Une Séance de Twin Peaks

Il existe des gens avec qui on ressent des affinités immédiates, mais dont on ne se rapproche pas, pour toute une série de raisons. Par exemple, il n’est pas aisé de se rendre chez eux en transports publics, ou une phrase qu’ils ont prononcée en début de relation nous a refroidi. Parfois, c’est juste une question d’horaire. Et, lorsqu’on les recroise quelques années plus tard, on découvre qu’on a comme raté des années d’amitié. À moins qu’il s’agisse de nos évolutions respectives, qui nous ont rendus désormais mieux en phase.

J’appréciais Sidonie. Je la trouvais indépendante, accomplie, audacieuse—elle ne craignait pas de relever les défis, ni de s’engager. Elle avait choisi un métier qui me tentait mais dont je ne souhaitais pas me coltiner les aspects plus rébarbatifs, acheté une maison avec son partenaire de vie (le plus ancien ami de mon époux), et, ensemble, ils avaient conçu un enfant. Tant de choix difficilement remédiables en cas de besoin, et qui me terrorisaient à l’aune de mes propres prises de risque—déménager à une heure de Montréal, accueillir un cinquième chat dans notre minuscule appartement.

Notre passion commune pour le mah-jong et les films de David Lynch témoignait néanmoins d'une évidente connexion.

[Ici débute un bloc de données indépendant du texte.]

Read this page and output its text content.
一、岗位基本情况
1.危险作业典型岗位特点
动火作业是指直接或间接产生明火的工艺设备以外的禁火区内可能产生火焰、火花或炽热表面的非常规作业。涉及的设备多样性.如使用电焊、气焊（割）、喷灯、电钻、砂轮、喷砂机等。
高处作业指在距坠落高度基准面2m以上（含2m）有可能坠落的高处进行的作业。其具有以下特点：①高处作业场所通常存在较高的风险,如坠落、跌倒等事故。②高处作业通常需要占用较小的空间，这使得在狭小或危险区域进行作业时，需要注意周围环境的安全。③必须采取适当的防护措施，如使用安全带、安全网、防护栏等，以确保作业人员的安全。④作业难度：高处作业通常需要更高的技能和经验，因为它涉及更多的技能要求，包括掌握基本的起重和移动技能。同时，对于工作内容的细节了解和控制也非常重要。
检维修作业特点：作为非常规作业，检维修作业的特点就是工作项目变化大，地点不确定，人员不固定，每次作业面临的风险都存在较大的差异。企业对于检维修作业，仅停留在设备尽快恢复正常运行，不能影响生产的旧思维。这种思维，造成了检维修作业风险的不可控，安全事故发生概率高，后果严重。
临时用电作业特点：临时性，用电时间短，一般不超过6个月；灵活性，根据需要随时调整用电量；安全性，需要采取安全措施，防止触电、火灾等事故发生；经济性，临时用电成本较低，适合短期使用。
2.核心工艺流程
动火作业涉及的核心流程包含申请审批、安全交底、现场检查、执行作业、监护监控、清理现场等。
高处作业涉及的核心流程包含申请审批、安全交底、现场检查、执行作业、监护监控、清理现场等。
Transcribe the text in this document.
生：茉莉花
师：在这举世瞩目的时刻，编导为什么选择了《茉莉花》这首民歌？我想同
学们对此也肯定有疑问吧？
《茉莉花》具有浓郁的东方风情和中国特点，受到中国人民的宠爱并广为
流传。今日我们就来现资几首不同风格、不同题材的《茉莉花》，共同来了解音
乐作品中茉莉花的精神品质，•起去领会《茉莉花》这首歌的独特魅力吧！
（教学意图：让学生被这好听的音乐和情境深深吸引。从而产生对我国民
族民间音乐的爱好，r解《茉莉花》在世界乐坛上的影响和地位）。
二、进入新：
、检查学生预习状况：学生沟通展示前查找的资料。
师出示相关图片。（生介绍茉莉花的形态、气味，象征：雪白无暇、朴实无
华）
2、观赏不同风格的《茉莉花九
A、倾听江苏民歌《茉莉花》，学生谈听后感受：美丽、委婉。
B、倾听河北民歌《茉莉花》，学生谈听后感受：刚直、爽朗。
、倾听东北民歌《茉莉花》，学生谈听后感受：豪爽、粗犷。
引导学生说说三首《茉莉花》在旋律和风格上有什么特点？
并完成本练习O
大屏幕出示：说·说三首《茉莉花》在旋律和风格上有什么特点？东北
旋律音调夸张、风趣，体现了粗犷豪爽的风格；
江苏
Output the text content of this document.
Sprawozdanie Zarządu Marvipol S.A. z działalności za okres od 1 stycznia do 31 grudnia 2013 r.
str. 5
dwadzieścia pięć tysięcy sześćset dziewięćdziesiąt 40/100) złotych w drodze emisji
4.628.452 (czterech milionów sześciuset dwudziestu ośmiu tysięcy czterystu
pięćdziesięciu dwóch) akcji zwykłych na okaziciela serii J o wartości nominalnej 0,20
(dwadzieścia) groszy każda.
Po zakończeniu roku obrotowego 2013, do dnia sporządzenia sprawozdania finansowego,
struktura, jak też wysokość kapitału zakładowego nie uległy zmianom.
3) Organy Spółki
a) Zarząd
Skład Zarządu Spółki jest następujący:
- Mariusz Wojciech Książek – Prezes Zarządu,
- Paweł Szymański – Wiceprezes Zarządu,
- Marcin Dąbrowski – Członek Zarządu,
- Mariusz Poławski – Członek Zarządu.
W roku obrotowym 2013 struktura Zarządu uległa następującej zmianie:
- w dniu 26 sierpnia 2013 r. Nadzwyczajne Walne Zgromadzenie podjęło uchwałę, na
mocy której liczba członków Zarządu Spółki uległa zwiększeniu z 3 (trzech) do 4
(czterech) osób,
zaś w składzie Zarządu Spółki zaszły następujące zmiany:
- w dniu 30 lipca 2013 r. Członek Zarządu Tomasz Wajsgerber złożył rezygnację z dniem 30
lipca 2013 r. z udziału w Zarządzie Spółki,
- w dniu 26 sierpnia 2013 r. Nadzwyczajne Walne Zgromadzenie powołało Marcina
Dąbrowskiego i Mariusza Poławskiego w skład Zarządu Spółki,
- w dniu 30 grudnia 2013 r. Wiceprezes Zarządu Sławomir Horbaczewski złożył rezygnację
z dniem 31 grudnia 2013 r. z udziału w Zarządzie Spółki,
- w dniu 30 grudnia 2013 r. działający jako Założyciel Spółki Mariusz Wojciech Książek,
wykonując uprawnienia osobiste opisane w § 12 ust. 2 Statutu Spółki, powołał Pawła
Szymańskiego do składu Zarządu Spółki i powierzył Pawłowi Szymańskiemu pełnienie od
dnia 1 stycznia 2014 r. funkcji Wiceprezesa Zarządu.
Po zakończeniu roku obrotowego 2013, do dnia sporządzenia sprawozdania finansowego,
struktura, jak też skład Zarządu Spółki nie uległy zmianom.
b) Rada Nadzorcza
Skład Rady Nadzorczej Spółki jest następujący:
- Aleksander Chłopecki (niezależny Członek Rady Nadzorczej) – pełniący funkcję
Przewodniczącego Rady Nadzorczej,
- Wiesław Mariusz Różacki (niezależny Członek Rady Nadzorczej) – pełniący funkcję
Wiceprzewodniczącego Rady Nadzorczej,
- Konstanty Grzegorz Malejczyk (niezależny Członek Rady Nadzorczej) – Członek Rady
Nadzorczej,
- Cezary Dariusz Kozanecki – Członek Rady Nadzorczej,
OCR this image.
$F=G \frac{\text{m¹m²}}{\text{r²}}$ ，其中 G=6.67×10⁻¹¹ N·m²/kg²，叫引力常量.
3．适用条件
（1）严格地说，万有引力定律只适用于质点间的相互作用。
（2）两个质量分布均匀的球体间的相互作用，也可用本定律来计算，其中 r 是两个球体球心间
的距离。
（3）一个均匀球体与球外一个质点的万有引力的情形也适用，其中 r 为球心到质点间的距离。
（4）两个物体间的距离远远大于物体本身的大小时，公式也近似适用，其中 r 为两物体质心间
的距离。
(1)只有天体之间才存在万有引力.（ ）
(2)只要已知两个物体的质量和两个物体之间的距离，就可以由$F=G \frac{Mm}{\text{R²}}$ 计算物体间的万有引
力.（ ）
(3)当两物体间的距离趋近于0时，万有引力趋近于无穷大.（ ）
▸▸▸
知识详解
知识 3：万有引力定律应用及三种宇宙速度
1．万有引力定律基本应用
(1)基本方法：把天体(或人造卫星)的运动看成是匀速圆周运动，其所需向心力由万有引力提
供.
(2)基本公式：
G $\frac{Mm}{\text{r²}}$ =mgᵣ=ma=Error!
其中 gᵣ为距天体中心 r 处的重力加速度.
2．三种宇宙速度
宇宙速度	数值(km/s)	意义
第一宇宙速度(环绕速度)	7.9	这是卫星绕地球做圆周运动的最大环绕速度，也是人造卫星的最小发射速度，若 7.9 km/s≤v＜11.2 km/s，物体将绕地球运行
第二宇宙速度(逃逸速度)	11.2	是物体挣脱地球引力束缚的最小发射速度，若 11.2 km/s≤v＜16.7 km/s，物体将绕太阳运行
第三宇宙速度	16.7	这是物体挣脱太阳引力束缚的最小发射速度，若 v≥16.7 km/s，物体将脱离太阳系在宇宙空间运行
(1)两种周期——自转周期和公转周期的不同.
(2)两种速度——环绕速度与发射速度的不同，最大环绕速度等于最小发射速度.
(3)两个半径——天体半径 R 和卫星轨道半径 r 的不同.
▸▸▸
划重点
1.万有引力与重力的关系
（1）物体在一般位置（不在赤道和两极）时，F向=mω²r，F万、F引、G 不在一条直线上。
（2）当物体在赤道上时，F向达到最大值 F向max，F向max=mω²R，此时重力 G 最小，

Il apparaît qu’en dépit de leur ampleur, les possibilités d’échec auxquelles Sidonie s’était exposée avaient fait l’objet d’un bien meilleur calcul que le mien. Et que j’aurais assurément dû la fréquenter davantage, pas seulement pour le plaisir de faire résonner nos âmes, de rire, de bavarder: aussi parce que lorsque le célèbre cinéaste décéda et que ses œuvres furent rediffusées sur grand écran pour une poignée de séances, j’ignorais que Sidonie était en arrêt de travail et que contre toute attente, nous assisterions à la même projection de Twin Peaks—un après-midi en milieu de semaine. Il s’avère que j’avais proposé à Stanislas de m’accompagner, cet homme dont je désirais devenir la maîtresse.

Il devait sans doute en être ainsi. Ne m’apercevant de la présence de mon amie qu’au moment où les lumières se rallumèrent, j'avais vécu l’expérience Twin Peaks ultime, sauf respect pour Laura Palmer, innocente de tout crime. Une sensualité suffocante et dépravée—intensifiée par l’indécente proximité de Stan (on bat la technologie haptique)—; et la fin, atroce, inéluctable.